Une carte incohérente, source de difficultés et de plus en plus contournée
Historiquement, la gendarmerie était chargée de la sécurité en milieu rural, et les polices, alors municipales, l’étaient dans les villes. En 1941, le régime de Vichy a étatisé la police dans les communes de plus de 10 000 habitants, en transférant aux préfets certains pouvoirs des maires à travers le régime dit de « police d’État ». Ce régime a été étendu en 1996 à tous les chefs-lieux de départements, indépendamment de critères démographiques ou de niveau de délinquance. Mis à part ce changement, les modifications dans la répartition des zones de police/gendarmerie en France ont été rares depuis 80 ans et plus aucune n’est intervenue depuis 2014, alors même que l’évolution de la démographie et celle de la délinquance l’auraient justifié. La Cour des comptes recommande une révision du cadre juridique pour permettre une meilleure articulation entre la police et la gendarmerie.
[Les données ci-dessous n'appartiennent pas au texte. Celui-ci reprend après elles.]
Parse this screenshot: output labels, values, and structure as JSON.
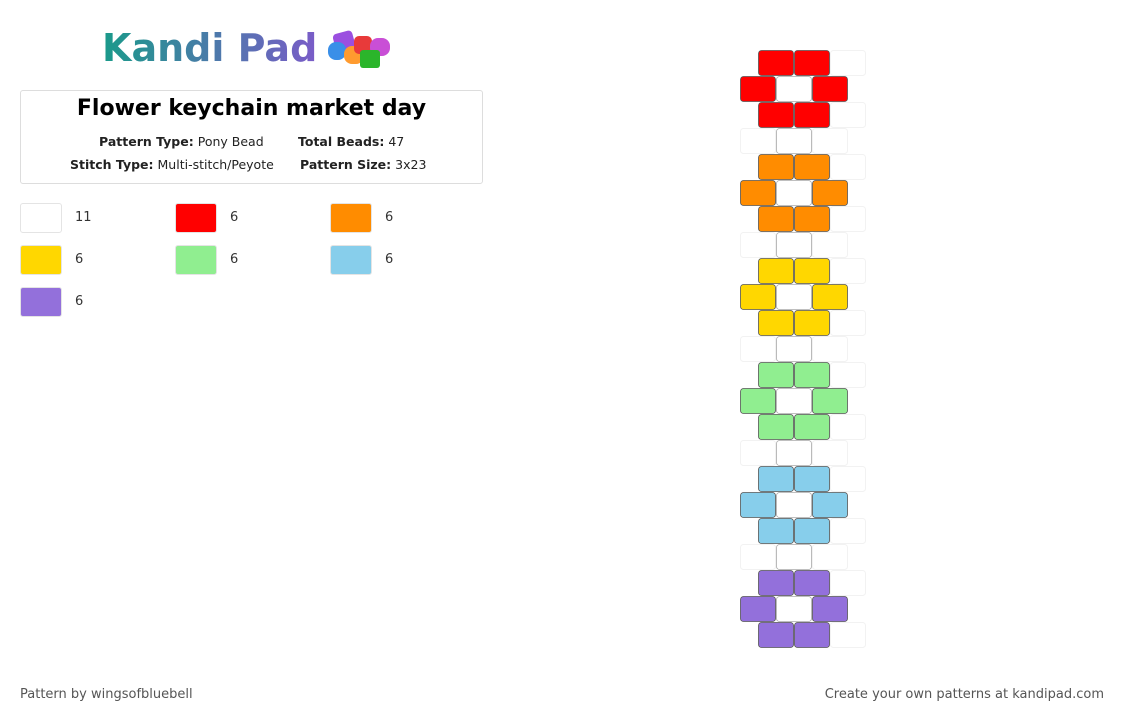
{
  "logo": "Kandi Pad",
  "title": "Flower keychain market day",
  "details": [
    {
      "label": "Pattern Type:",
      "value": "Pony Bead"
    },
    {
      "label": "Total Beads:",
      "value": 47
    },
    {
      "label": "Stitch Type:",
      "value": "Multi-stitch/Peyote"
    },
    {
      "label": "Pattern Size:",
      "value": "3x23"
    }
  ],
  "legend": [
    {
      "color": "#ffffff",
      "count": 11
    },
    {
      "color": "#ff0000",
      "count": 6
    },
    {
      "color": "#ff8c00",
      "count": 6
    },
    {
      "color": "#ffd700",
      "count": 6
    },
    {
      "color": "#90ee90",
      "count": 6
    },
    {
      "color": "#87ceeb",
      "count": 6
    },
    {
      "color": "#9370db",
      "count": 6
    }
  ],
  "pattern": {
    "rows": [
      [
        1,
        1,
        null
      ],
      [
        1,
        0,
        1
      ],
      [
        1,
        1,
        null
      ],
      [
        null,
        0,
        null
      ],
      [
        2,
        2,
        null
      ],
      [
        2,
        0,
        2
      ],
      [
        2,
        2,
        null
      ],
      [
        null,
        0,
        null
      ],
      [
        3,
        3,
        null
      ],
      [
        3,
        0,
        3
      ],
      [
        3,
        3,
        null
      ],
      [
        null,
        0,
        null
      ],
      [
        4,
        4,
        null
      ],
      [
        4,
        0,
        4
      ],
      [
        4,
        4,
        null
      ],
      [
        null,
        0,
        null
      ],
      [
        5,
        5,
        null
      ],
      [
        5,
        0,
        5
      ],
      [
        5,
        5,
        null
      ],
      [
        null,
        0,
        null
      ],
      [
        6,
        6,
        null
      ],
      [
        6,
        0,
        6
      ],
      [
        6,
        6,
        null
      ]
    ]
  },
  "footer": {
    "credit": "Pattern by wingsofbluebell",
    "promo": "Create your own patterns at kandipad.com"
  }
}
L’organisation de la police nationale repose sur des circonscriptions qui doivent être en mesure d’assurer la totalité de leurs missions de manière autonome. Ce schéma, qui nécessite un socle incompressible d’effectifs, est adapté aux territoires urbains densément peuplés. Inversement, la gendarmerie s’appuie sur de multiples unités fonctionnant selon un principe de subsidiarité, qui lui permet de faire évoluer son organisation sur un territoire plus étendu. Pourtant, plus d’une circonscription de police sur dix couvre une population inférieure à 20 000 habitants, quand les deux-tiers des communes intégrées à des métropoles sont en zone gendarmerie. La Cour recommande de transférer les petites circonscriptions de police à la gendarmerie, de transférer à la gendarmerie nationale l’ensemble des communes des départements ruraux et faiblement peuplés, chefs-lieux inclus et, parallèlement, de confier à la police les communes des métropoles qui présentent des enjeux de délinquance continus avec ceux de la ville-centre.
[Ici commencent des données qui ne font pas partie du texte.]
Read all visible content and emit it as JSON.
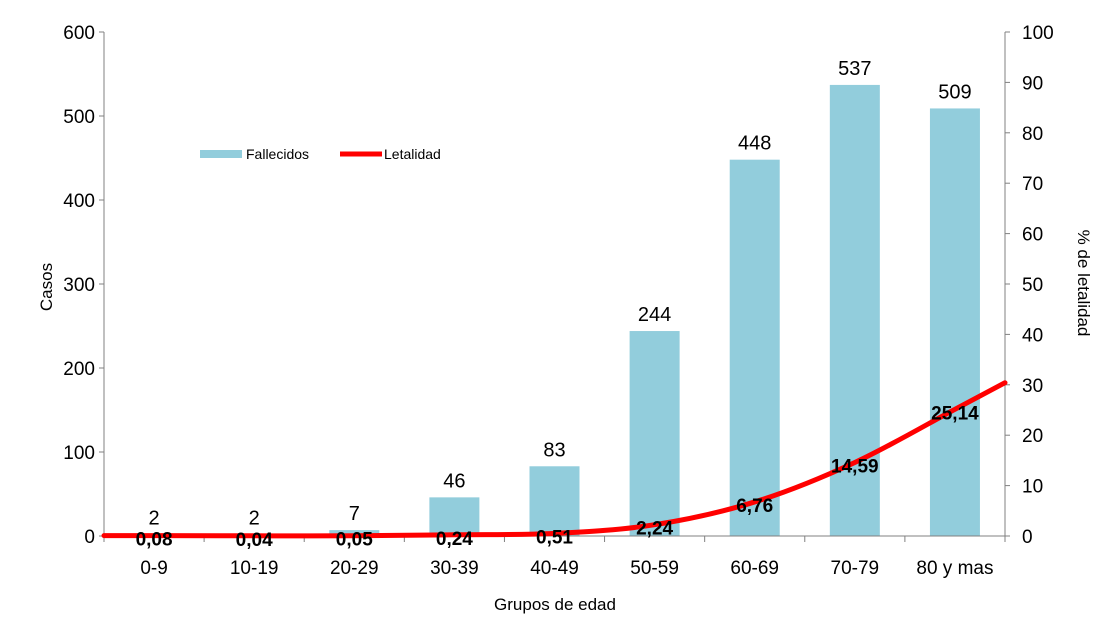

Par ailleurs, la réglementation actuelle prévoit des exceptions, parfois inutilement complexes, à la stricte séparation entre zone police et zone gendarmerie (cas communes nouvelles sous compétence mixte police-gendarmerie) mais ne permet pas de régler les besoins opérationnels de certains territoires (Camargue, plateau du Larzac par exemple). La Cour recommande une modification de la réglementation pour remédier à ces situations.
Une conduite des transferts à revoir pour dépasser les rigidités de gestion
Faute d’objectifs opérationnels précis ou d’indicateurs fiables avant 2016, le bilan opérationnel des précédents transferts est complexe à établir. Il a fait l’objet de rapports ad hoc qui ont toujours conclu à leur effet positif sans pouvoir l’appuyer sur des éléments chiffrés. Ces transferts ont pu entraîner des surcoûts liés aux opérations immobilières et à une gestion peu rigoureuse des mutations qui a conduit à des sureffectifs dans des zones sans enjeux de délinquance.
La répartition territoriale de la police et de la gendarmerie traduit, au-delà des besoins opérationnels, des enjeux de ressources humaines et d'attractivité pour chacune des forces. Ces derniers pourraient être mieux conciliés avec le souhait des policiers et gendarmes. Ainsi, le dispositif de détachement existant entre les deux forces depuis 2011 a été insuffisamment mis à profit lors des précédents transferts, alors qu’il permet d’offrir une seconde carrière pour les agents tout en limitant les mouvements de personnel. La Cour recommande de renforcer cette passerelle.
Sortir de l’immobilisme pour répondre aux enjeux de sécurité publique des territoires
Les freins à une réécriture d’ampleur de la carte sont multiples. Ils tiennent notamment aux enjeux d’équilibre entre police et gendarmerie, à la sensibilité de ce sujet pour les organisations syndicales mais aussi, dans certains cas, aux réticences des élus locaux. Le ministère de l'intérieur, confronté à de nombreuses crises depuis une dizaine d'années, a privilégié la gestion de ces crises au détriment des ajustements nécessaires de la répartition de la police et la gendarmerie sur le territoire, malgré la tutelle unique des forces depuis 2009. De plus, certaines réformes internes récentes, comme la réorganisation de la police nationale et le plan « 200 brigades » de la gendarmerie, contribuent à figer la carte à certains endroits. La Cour recommande néanmoins de reprendre les modifications nécessaires de la carte police/gendarmerie, en privilégiant un ajustement continu plutôt que de grandes vagues complexes à décider, parfois coûteuses et aux effets non maîtrisés Enfin, la question de la répartition des zones police et gendarmerie doit être posée à l’aune de l’essor des polices municipales, particulièrement dans les métropoles, et de la place croissante qu’elles occupent dans le continuum local de sécurité.